José Carlos Pereira, 22.07.11

Nos últimos dias a questão das incompatibilidades relacionadas com o exercício de cargos públicos voltou a estar na ordem do dia. Veio a novel associação cívica Transparência e Integridade denunciar o elevado número de deputados que, na legislatura anterior, estavam ligadas a empresas públicas ou a empresas privadas de obras públicas, assim como a grande quantidade de advogados ligados a sociedades que mantêm relações com o Estado. Também o bastonário da Ordem dos Advogados tinha defendido anteriormente que os deputados eleitos para a Assembleia da República deveriam suspender a sua actividade profissional, como forma de evitar sobreposição de interesses.

Esta matéria da transparência e das incompatibilidades merecia, de facto, ser vista com todo o cuidado e rigor, de uma vez por todas. A verdade é que, entre a muita legislação criada para o efeito, não faltam alçapões. Uns maiores e outros mais pequenos, em função do respectivo patamar de exercício do poder. Exige-se que os partidos políticos olhem para esta questão de forma global e transversal, antes de legislarem sobre o transvase de pessoas e interesses entre o público e o privado.

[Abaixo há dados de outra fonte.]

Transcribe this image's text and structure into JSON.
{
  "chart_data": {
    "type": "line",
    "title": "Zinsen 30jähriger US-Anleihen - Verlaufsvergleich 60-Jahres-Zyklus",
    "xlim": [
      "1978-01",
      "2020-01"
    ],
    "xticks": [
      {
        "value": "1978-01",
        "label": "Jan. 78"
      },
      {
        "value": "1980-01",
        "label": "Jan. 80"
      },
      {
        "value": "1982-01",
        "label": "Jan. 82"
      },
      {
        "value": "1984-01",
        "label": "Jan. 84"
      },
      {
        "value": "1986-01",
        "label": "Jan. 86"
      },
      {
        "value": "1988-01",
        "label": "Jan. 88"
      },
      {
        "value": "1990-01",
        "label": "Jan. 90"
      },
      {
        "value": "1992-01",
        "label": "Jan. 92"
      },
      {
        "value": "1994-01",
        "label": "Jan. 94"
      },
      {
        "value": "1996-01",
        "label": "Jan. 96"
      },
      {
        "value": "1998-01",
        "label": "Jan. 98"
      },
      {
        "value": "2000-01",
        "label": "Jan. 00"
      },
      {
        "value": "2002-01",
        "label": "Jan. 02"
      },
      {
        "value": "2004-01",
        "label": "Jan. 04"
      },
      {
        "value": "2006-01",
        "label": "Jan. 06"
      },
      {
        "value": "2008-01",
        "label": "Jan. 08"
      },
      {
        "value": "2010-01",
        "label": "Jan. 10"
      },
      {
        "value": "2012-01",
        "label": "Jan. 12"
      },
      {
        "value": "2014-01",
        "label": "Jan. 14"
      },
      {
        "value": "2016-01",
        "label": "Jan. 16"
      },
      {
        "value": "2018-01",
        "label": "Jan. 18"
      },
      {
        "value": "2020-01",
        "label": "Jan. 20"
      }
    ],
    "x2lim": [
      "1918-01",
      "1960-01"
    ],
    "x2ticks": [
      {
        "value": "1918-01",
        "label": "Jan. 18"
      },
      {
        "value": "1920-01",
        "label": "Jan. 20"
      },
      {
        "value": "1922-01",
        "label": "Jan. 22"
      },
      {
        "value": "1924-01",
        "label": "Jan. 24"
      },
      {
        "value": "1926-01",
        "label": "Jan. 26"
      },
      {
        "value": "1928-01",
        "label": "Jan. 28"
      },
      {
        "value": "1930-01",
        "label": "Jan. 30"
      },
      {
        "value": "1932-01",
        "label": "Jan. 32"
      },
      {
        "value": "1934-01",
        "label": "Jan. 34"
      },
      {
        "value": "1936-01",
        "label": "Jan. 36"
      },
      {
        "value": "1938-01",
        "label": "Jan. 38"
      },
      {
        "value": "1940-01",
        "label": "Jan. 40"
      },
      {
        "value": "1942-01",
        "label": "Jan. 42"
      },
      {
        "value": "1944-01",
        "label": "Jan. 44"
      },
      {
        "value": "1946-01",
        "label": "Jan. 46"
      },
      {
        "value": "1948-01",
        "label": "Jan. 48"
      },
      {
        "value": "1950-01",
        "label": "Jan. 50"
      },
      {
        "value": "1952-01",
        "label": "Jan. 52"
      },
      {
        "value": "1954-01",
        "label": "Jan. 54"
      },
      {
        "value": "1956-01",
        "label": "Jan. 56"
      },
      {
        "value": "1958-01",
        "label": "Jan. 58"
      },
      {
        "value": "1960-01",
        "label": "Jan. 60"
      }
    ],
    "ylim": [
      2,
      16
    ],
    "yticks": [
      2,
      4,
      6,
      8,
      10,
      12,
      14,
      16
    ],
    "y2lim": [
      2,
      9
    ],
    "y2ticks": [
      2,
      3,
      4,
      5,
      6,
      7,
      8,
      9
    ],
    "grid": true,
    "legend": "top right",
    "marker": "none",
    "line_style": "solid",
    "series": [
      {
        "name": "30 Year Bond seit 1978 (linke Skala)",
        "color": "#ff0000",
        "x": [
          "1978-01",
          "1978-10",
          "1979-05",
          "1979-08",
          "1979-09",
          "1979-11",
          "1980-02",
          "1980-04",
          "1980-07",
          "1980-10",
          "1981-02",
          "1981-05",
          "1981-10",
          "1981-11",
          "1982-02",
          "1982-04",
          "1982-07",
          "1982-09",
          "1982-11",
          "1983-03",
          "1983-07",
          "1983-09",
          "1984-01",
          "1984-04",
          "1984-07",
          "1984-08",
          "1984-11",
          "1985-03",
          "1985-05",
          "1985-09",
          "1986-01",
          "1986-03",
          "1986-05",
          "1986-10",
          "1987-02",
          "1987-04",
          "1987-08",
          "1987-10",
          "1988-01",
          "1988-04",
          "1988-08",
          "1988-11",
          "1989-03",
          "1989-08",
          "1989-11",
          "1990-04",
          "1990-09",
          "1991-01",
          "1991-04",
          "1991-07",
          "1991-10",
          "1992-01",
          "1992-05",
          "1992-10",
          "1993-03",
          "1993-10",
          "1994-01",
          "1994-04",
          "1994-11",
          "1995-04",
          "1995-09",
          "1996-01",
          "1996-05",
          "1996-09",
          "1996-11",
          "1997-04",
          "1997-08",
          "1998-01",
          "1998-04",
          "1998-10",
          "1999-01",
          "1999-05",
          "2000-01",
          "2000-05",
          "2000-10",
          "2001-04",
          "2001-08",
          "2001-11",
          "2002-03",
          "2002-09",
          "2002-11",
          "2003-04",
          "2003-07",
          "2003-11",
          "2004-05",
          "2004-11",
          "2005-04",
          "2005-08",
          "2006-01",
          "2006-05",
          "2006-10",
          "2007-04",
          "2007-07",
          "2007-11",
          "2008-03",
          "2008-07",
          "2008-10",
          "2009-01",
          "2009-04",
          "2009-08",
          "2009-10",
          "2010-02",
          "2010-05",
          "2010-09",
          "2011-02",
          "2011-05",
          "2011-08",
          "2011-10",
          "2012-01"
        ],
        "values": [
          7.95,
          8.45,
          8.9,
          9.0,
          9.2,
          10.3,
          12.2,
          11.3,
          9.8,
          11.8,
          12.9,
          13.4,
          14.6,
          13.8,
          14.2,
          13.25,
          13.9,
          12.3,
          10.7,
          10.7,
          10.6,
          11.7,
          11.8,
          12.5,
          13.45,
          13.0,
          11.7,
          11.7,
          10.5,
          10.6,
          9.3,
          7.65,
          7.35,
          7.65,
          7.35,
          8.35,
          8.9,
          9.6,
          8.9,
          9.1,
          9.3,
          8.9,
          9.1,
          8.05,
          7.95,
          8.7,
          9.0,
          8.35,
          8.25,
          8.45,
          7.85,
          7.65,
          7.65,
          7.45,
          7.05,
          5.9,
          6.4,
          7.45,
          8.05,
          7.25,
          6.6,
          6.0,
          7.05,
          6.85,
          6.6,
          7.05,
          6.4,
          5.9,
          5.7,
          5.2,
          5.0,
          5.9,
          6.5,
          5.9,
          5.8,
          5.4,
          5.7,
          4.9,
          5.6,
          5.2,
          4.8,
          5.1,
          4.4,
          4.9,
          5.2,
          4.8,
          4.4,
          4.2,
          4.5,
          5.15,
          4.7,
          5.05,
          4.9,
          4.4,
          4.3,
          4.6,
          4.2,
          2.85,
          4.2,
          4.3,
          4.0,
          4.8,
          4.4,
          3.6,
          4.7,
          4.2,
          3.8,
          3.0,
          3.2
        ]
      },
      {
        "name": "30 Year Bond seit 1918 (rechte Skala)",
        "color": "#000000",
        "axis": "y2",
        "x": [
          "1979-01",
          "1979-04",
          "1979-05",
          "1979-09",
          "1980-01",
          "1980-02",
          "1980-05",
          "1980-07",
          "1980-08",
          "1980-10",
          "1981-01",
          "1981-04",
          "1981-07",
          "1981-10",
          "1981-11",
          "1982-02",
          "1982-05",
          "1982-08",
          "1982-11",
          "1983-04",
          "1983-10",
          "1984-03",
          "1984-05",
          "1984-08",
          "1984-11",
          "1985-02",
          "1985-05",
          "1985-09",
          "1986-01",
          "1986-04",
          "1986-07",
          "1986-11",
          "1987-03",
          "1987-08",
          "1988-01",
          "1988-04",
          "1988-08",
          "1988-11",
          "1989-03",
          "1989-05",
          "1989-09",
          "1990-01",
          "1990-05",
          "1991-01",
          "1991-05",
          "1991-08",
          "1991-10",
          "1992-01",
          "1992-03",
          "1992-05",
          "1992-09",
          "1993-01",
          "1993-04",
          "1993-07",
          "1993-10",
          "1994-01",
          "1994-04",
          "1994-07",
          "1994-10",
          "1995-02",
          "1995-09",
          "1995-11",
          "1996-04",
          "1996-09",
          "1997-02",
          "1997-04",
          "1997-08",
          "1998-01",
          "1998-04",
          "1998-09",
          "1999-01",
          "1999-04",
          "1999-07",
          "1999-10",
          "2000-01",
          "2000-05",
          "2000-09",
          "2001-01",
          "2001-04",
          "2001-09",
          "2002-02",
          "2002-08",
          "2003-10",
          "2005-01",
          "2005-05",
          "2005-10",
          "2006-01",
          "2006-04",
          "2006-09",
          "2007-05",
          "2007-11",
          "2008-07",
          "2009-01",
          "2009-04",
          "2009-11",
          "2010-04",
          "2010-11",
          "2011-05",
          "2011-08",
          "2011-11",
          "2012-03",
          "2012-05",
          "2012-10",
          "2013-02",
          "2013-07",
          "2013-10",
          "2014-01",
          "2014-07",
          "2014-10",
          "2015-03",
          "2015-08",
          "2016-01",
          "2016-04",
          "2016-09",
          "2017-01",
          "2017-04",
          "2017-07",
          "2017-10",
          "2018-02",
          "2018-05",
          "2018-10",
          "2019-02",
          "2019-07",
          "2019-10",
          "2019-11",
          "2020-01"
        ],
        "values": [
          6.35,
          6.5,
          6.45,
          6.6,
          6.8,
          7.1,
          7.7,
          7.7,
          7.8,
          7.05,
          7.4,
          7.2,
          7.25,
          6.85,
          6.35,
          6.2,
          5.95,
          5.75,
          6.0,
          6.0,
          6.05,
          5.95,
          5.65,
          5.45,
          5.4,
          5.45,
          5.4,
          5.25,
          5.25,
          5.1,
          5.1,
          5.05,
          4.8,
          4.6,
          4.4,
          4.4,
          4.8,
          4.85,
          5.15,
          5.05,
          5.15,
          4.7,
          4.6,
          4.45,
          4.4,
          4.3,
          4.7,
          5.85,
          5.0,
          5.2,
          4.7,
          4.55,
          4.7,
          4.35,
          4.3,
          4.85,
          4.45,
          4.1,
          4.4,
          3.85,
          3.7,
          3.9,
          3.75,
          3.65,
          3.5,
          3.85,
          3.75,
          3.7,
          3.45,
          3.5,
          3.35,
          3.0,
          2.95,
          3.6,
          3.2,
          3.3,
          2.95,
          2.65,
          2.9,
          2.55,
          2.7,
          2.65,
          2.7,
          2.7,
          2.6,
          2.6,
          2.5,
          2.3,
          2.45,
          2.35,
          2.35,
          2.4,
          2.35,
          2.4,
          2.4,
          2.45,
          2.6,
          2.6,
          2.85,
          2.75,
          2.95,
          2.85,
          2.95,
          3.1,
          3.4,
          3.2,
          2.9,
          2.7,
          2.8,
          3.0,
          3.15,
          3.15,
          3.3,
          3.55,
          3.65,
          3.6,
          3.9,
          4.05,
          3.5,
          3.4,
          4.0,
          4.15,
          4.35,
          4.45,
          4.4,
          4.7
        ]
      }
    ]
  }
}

A título de exemplo, um amigo viu-se obrigado, há poucas semanas, a declinar um convite para chefe de gabinete de um secretário de Estado do actual Governo pelo facto de ser sócio de uma pequena empresa que presta serviços a algumas autarquias. Não quis fazer uma “alienação à medida” para ficar a salvo dessa incompatibilidade. Fez bem. Conheço, no entanto, o caso de um chefe de gabinete de outro secretário de Estado que estava em condições semelhantes, mas que deve ter recorrido à venda da sua participação empresarial a “amigos convenientes”, para poder assumir o lugar. É conforme a vontade do freguês...

A lei vai estabelecendo limites, como é sabido, mas deixa algumas situações completamente no vazio. Recorrendo ainda a casos com que me deparei na minha experiência autárquica, continua a ser possível que deputados municipais sejam fornecedores do município e concorram com as suas empresas a obras públicas promovidas pela autarquia. Ou seja, participam em decisões, aprovam orçamentos e contas e fiscalizam a actividade do executivo autárquico que decide adjudicações às suas próprias empresas. Denunciei casos destes e reclamei contra essas atitudes, mas vejo hoje que de nada valeu. Não há crime, pelo que tudo compensa.

Há ainda um longo caminho a percorrer, mas espero, sinceramente, que os ventos da troika possam conduzir à adopção de regras mais apertadas no domínio das incompatibilidades.